For the week of Oct. 23, 2017

And I Quote

 By John Schlageck, Kansas Farm Bureau

            Quotations are like rare stones in rings of gold. They provide insight that can move, illustrate and entertain. They can do many things like remove the wheat from the chaff, provide a cowardly lion with courage or simply clear away all the cobwebs from a darkened corner.

            For a writer, quotations can add zip to a story or help provide credence to your tale. I collect quotations and some still reside in a couple manila envelopes. A few are taped on my kitchen refrigerator. Others lie scattered on the wooden floor of my middle desk drawer.

            I often refer to three or four books of quotations in my office book case, and every once in a while I still take out my scissors and cut from magazines, newspapers and any other form of paper when I find one I consider especially good.

            Sometimes, I even grab a pen and scrawl them down on a scrap of paper or if that’s not in sight, the palm of my left hand. I must write it down so I won’t forget. Most of these quotations are short on words but still say it quite well.

            After rummaging through my collection, I offer these up to for your reading pleasure.
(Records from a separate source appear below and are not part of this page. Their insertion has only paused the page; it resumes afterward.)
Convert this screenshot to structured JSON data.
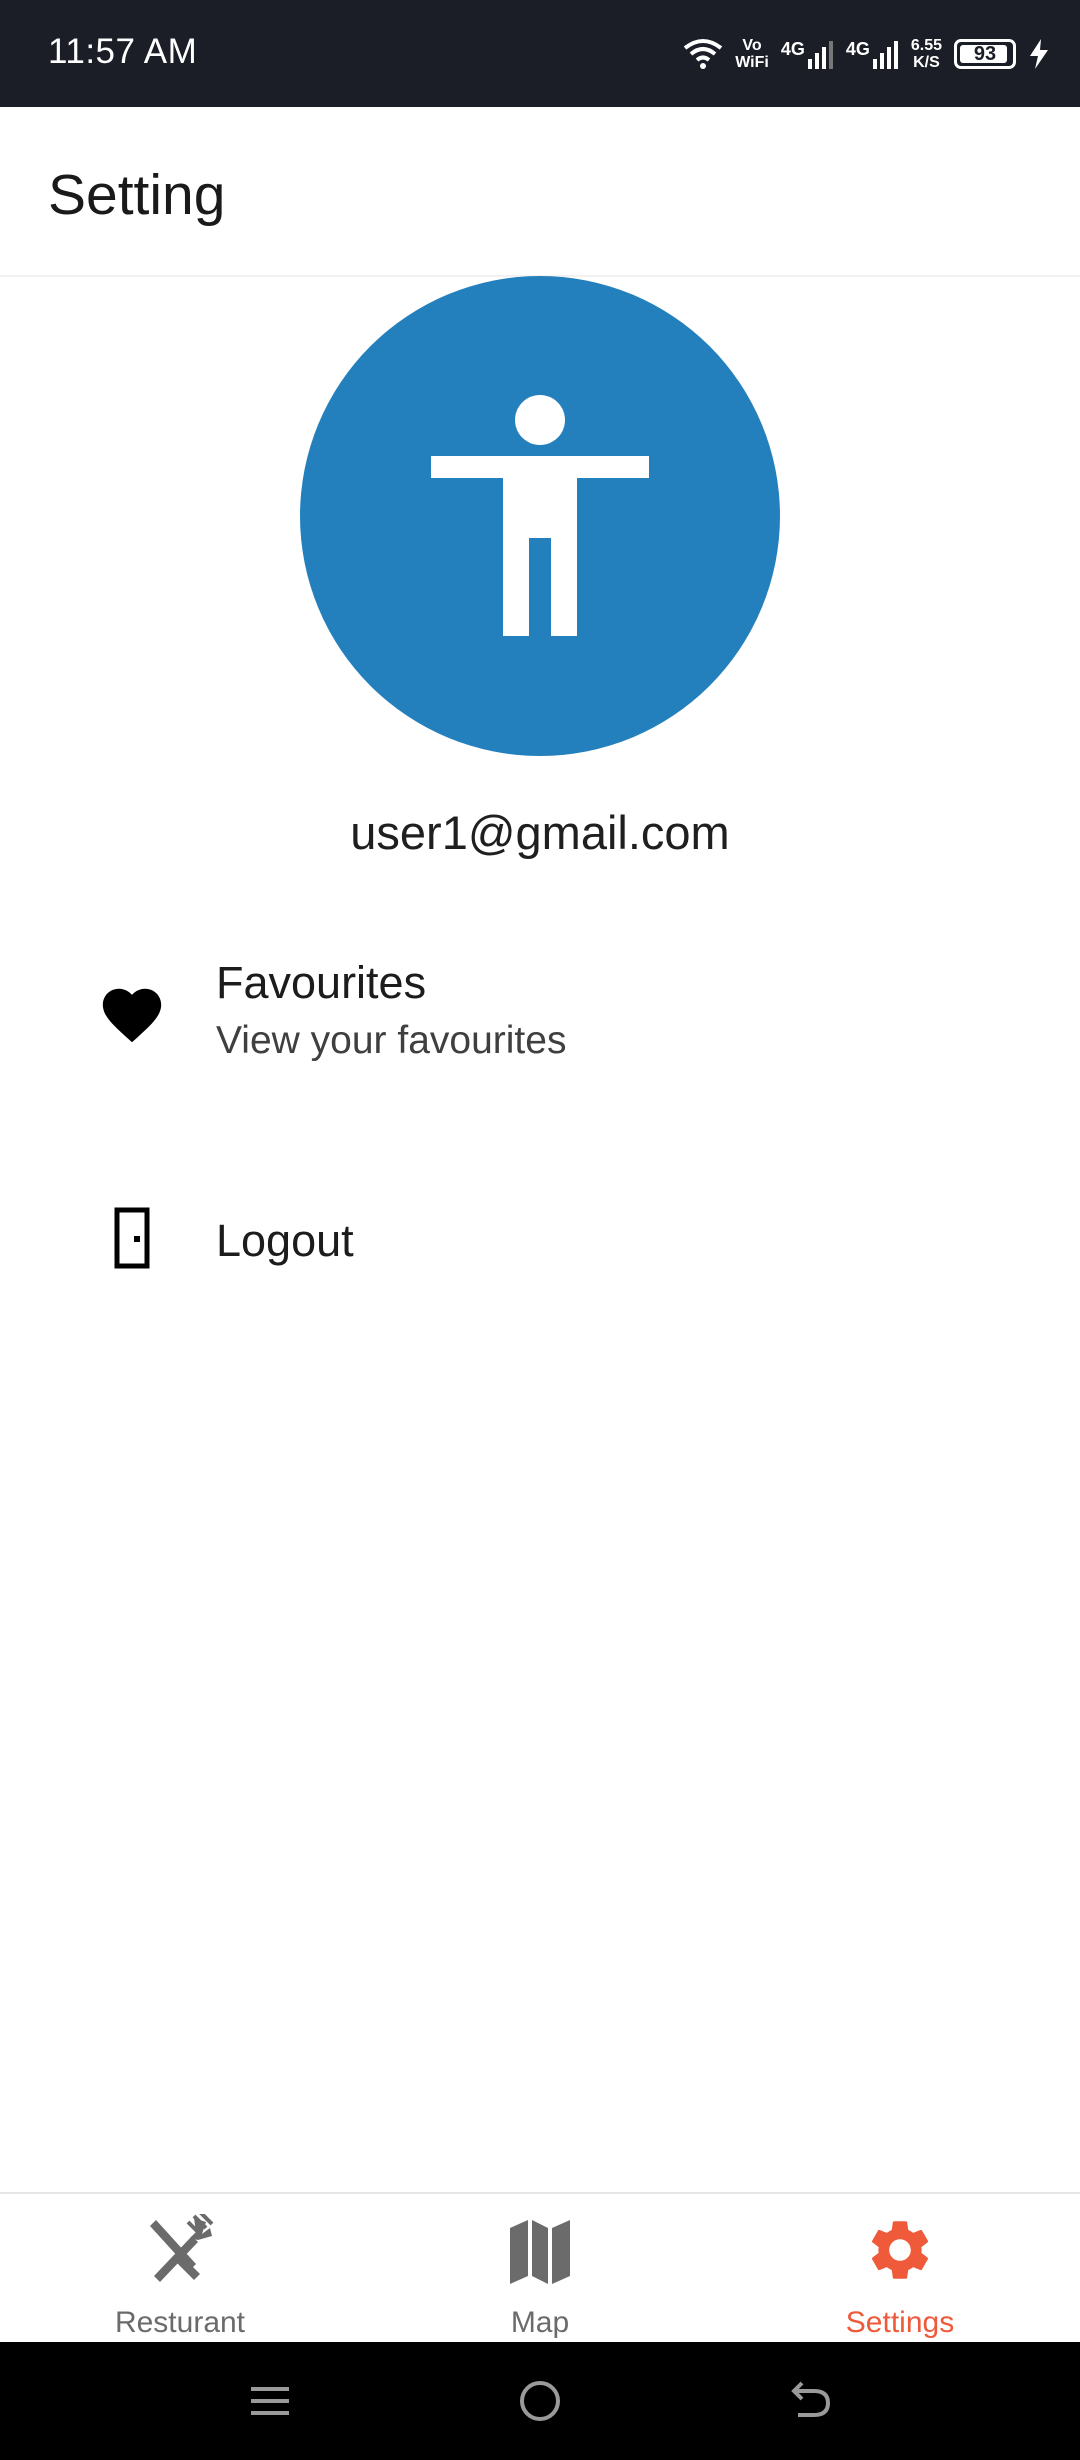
{
  "status_bar": {
    "time": "11:57 AM",
    "vo_wifi_top": "Vo",
    "vo_wifi_bottom": "WiFi",
    "network1_label": "4G",
    "network2_label": "4G",
    "speed_value": "6.55",
    "speed_unit": "K/S",
    "battery_level": "93",
    "battery_fraction": 0.93,
    "icons": [
      "wifi-icon",
      "signal-icon",
      "battery-icon",
      "charging-icon"
    ]
  },
  "app_bar": {
    "title": "Setting"
  },
  "profile": {
    "avatar_icon": "accessibility-person-icon",
    "avatar_color": "#2380bd",
    "email": "user1@gmail.com"
  },
  "menu": {
    "favourites": {
      "icon": "heart-icon",
      "title": "Favourites",
      "subtitle": "View your favourites"
    },
    "logout": {
      "icon": "door-icon",
      "title": "Logout"
    }
  },
  "bottom_nav": {
    "items": [
      {
        "label": "Resturant",
        "icon": "fork-knife-icon",
        "active": false
      },
      {
        "label": "Map",
        "icon": "map-icon",
        "active": false
      },
      {
        "label": "Settings",
        "icon": "gear-icon",
        "active": true
      }
    ],
    "active_color": "#ee5a3a",
    "inactive_color": "#6b6b6b"
  },
  "system_nav": {
    "icons": [
      "menu-icon",
      "home-icon",
      "back-icon"
    ]
  }
}
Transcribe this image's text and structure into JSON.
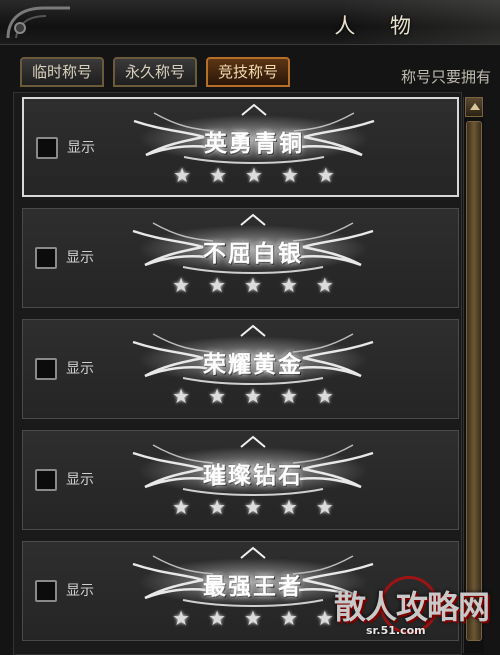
{
  "window": {
    "title": "人 物"
  },
  "tabs": [
    {
      "label": "临时称号",
      "active": false
    },
    {
      "label": "永久称号",
      "active": false
    },
    {
      "label": "竞技称号",
      "active": true
    }
  ],
  "hint_text": "称号只要拥有",
  "titles": [
    {
      "badge": "英勇青铜",
      "show_label": "显示",
      "checked": false,
      "stars": 5,
      "selected": true
    },
    {
      "badge": "不屈白银",
      "show_label": "显示",
      "checked": false,
      "stars": 5,
      "selected": false
    },
    {
      "badge": "荣耀黄金",
      "show_label": "显示",
      "checked": false,
      "stars": 5,
      "selected": false
    },
    {
      "badge": "璀璨钻石",
      "show_label": "显示",
      "checked": false,
      "stars": 5,
      "selected": false
    },
    {
      "badge": "最强王者",
      "show_label": "显示",
      "checked": false,
      "stars": 5,
      "selected": false
    }
  ],
  "watermark": {
    "logo": "散人攻略网",
    "url": "sr.51.com"
  },
  "colors": {
    "active_tab": "#b66f27",
    "background": "#141414",
    "row": "#2a2a2a"
  }
}
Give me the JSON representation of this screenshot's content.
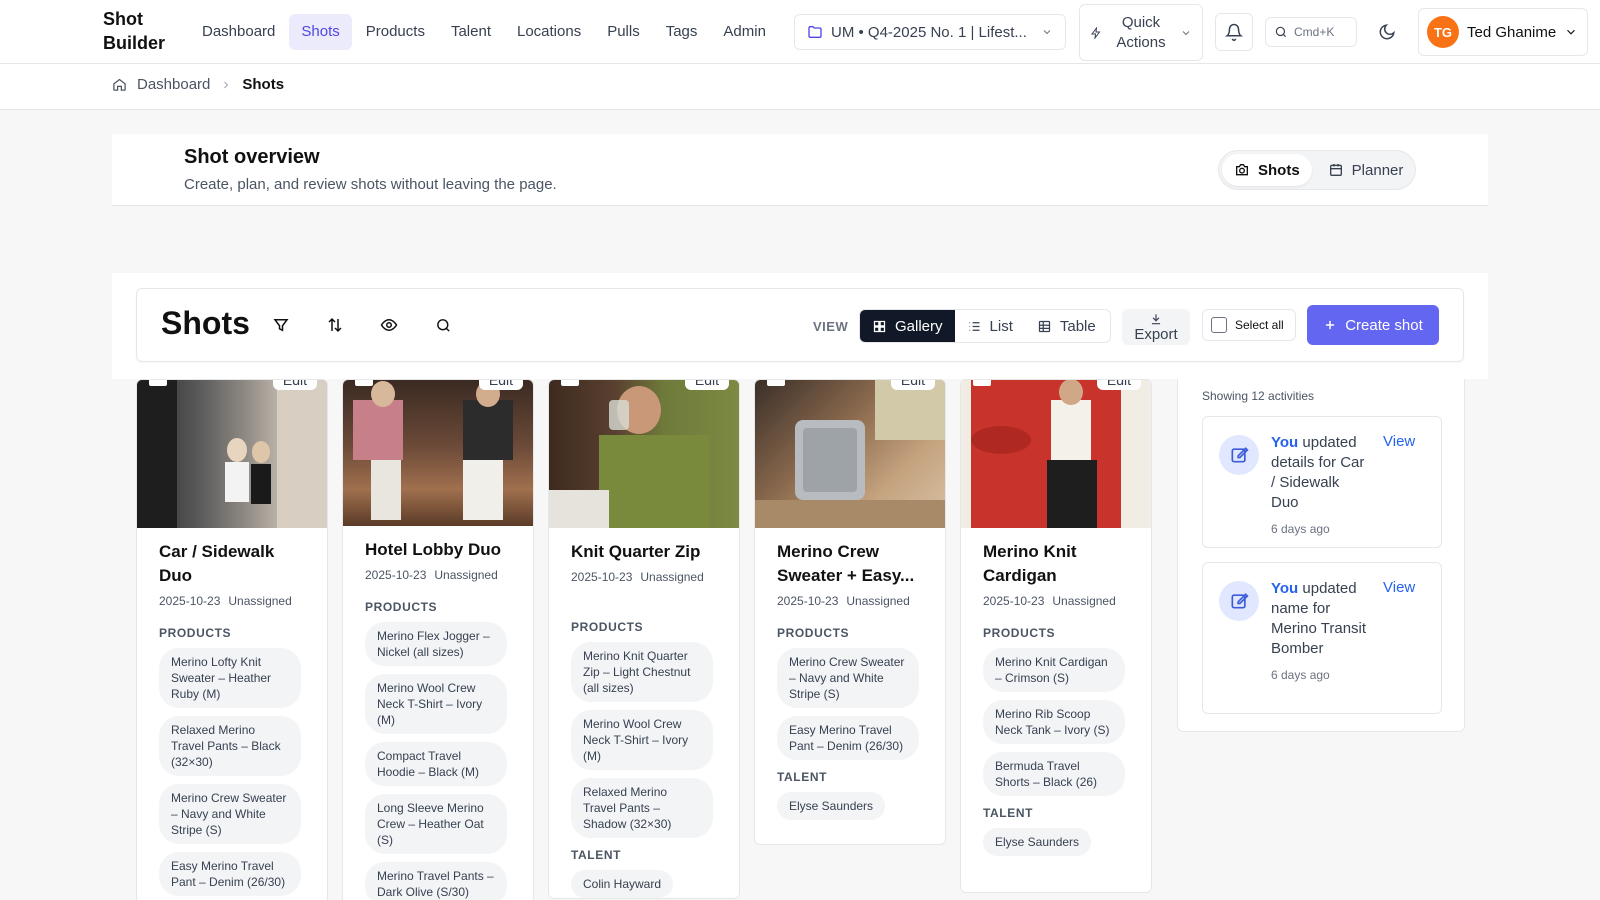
{
  "app": {
    "brand": "Shot Builder"
  },
  "nav": {
    "items": [
      "Dashboard",
      "Shots",
      "Products",
      "Talent",
      "Locations",
      "Pulls",
      "Tags",
      "Admin"
    ],
    "active": "Shots"
  },
  "project": {
    "label": "UM • Q4-2025 No. 1 | Lifest..."
  },
  "quick_actions": {
    "label": "Quick Actions"
  },
  "search": {
    "shortcut": "Cmd+K"
  },
  "user": {
    "initials": "TG",
    "name": "Ted Ghanime"
  },
  "breadcrumb": {
    "home": "Dashboard",
    "current": "Shots"
  },
  "overview": {
    "title": "Shot overview",
    "subtitle": "Create, plan, and review shots without leaving the page.",
    "tabs": [
      "Shots",
      "Planner"
    ]
  },
  "toolbar": {
    "title": "Shots",
    "view_label": "VIEW",
    "views": [
      "Gallery",
      "List",
      "Table"
    ],
    "export": "Export",
    "select_all": "Select all",
    "create": "Create shot"
  },
  "card_labels": {
    "edit": "Edit",
    "products": "PRODUCTS",
    "talent": "TALENT"
  },
  "cards": [
    {
      "title": "Car / Sidewalk Duo",
      "date": "2025-10-23",
      "assignee": "Unassigned",
      "products": [
        "Merino Lofty Knit Sweater – Heather Ruby (M)",
        "Relaxed Merino Travel Pants – Black (32×30)",
        "Merino Crew Sweater – Navy and White Stripe (S)",
        "Easy Merino Travel Pant – Denim (26/30)"
      ],
      "talent": []
    },
    {
      "title": "Hotel Lobby Duo",
      "date": "2025-10-23",
      "assignee": "Unassigned",
      "products": [
        "Merino Flex Jogger – Nickel (all sizes)",
        "Merino Wool Crew Neck T-Shirt – Ivory (M)",
        "Compact Travel Hoodie – Black (M)",
        "Long Sleeve Merino Crew – Heather Oat (S)",
        "Merino Travel Pants – Dark Olive (S/30)"
      ],
      "talent": []
    },
    {
      "title": "Knit Quarter Zip",
      "date": "2025-10-23",
      "assignee": "Unassigned",
      "products": [
        "Merino Knit Quarter Zip – Light Chestnut (all sizes)",
        "Merino Wool Crew Neck T-Shirt – Ivory (M)",
        "Relaxed Merino Travel Pants – Shadow (32×30)"
      ],
      "talent": [
        "Colin Hayward"
      ]
    },
    {
      "title": "Merino Crew Sweater + Easy...",
      "date": "2025-10-23",
      "assignee": "Unassigned",
      "products": [
        "Merino Crew Sweater – Navy and White Stripe (S)",
        "Easy Merino Travel Pant – Denim (26/30)"
      ],
      "talent": [
        "Elyse Saunders"
      ]
    },
    {
      "title": "Merino Knit Cardigan",
      "date": "2025-10-23",
      "assignee": "Unassigned",
      "products": [
        "Merino Knit Cardigan – Crimson (S)",
        "Merino Rib Scoop Neck Tank – Ivory (S)",
        "Bermuda Travel Shorts – Black (26)"
      ],
      "talent": [
        "Elyse Saunders"
      ]
    }
  ],
  "activity": {
    "count_text": "Showing 12 activities",
    "items": [
      {
        "actor": "You",
        "text": "updated details for Car / Sidewalk Duo",
        "time": "6 days ago",
        "action": "View"
      },
      {
        "actor": "You",
        "text": "updated name for Merino Transit Bomber",
        "time": "6 days ago",
        "action": "View"
      }
    ]
  },
  "colors": {
    "accent": "#6366f1",
    "nav_active_bg": "#ecebfb",
    "link": "#2563eb",
    "avatar": "#f97316"
  }
}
Some are written by famous people, some not so famous.

            If we take people as we find them, we may make them worse, but if we treat them as though they are what they should be, we help them to become what they are capable of becoming.  – Johann Wolfgang von Goethe

            Of those to whom much is given, much is required.  – John F. Kennedy

            If you don’t vote, someone else is voting for you on issues that are important in your life. – Voltaire

            Too much of a good thing is wonderful. –  Mae West

            Life is what happens when you are making other plans. – John Lennon

            Earth is here so kind, that just tickle her with a hoe and she laughs with a harvest. – Jerrold

            What is defeat? Nothing but education, nothing but the first step to something better.  – Wendell Phillips.

            One thorn of experience is worth a whole wilderness of warning.  – Lowell

            To live in hearts we leave behind, is not to die. –  Campbell

            Why should the devil have all the good tunes? –  Rowland Hill

            Men are what their mothers made them. –   Emerson

            An optimist is one who buys from Jews and sells to Scotsmen. –   Anonymous

            No man is more cheated than the selfish man. –  Henry Ward Beecher

            Judge a man, not by his answers, but by his questions.  –Voltaire

            Tools were made and born were hands, every farmer understands. –   William Blake

            In youth we learn; in age we understand. –  Marie Ebner-Eschenbach

            An old connoisseur of wines was run over by a truck and some wine was poured on his lips to revive him. ‘Pauillac, 1973,’ he mumbled and died. –  French legend

            Have courage for the great sorrows of life and patience for the small ones; and when you have laboriously accomplished your daily task, go to sleep in peace. God is awake.  – Victor Hugo

            The air of ideas is the only air worth breathing.  – Edith Wharton

            The best days are the first to flee. – Virgil

            Nothing good is ever lost. It stays a part of a person – becomes part of one’s character. – Rosamunde Pilcher

Too late we know the good from the bad: the knowledge is no pleasure then, being memory’s medicine rather than the wine of hope. – R. D. Blackmore

            John Schlageck is a leading commentator on agriculture and rural Kansas. Born and raised on a diversified farm in northwestern Kansas, his writing reflects a lifetime of experience, knowledge and passion.